Sydney City Council’s proposal to impose a tax on new homes will make housing in the city 

less affordable, unfairly burdening owner-occupiers to subsidise those who are renting, says the lobby group Urban Taskforce. 

The city’s draft “affordable housing” strategy argues for an extra 8,000 new properties to be built over the next 20 years. Rents will be capped and regulated by the government. Of 

these, 2,000 properties are to be paid for by a levy on newly-built homes and as much as $900 million may need to be raised by this new tax. 

“There’s no such thing as a free lunch,” Aaron Gadiel, the taskforce’s CEO, said. “You can’t create thousands of new homes with subsidised rental unless someone is paying for them — and the council wants owner occupiers to bear this burden.”

Gadiel was disappointed that the Council had ruled out the option of allowing 

developers to build more affordable housing on a commercial basis. 
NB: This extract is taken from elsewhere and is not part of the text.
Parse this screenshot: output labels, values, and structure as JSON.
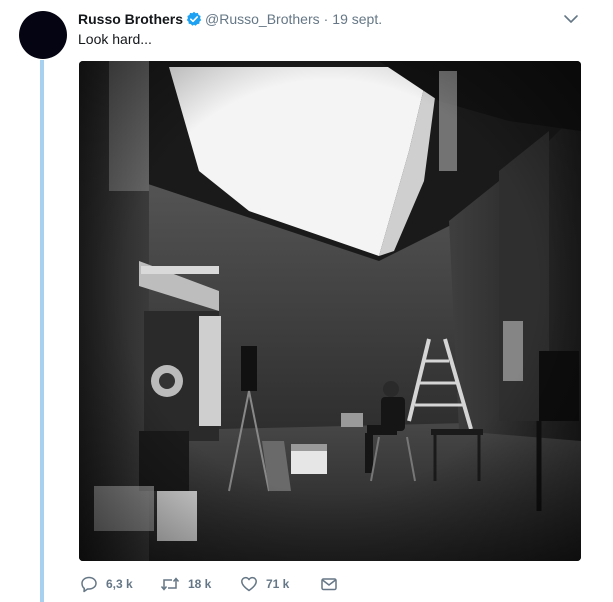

The Council’s draft strategy expressly excludes studio apartments from its definition of 

affordable housing.

“The Council’s own planning restrictions are a major barrier to the construction of new more affordable housing,” Mr Gadiel said. 

The City of Sydney restricts the supply of housing by prohibiting the development of compact, high amenity urban communities. It also imposes high cost additional building requirements above those mandated by the Building Code of Australia.

Last year an Australian Building Codes Board study revealed that council planning regulations increase the cost of building homes by up to 14 per cent, adding tens of thousands of dollars to the prices of new houses and apartments.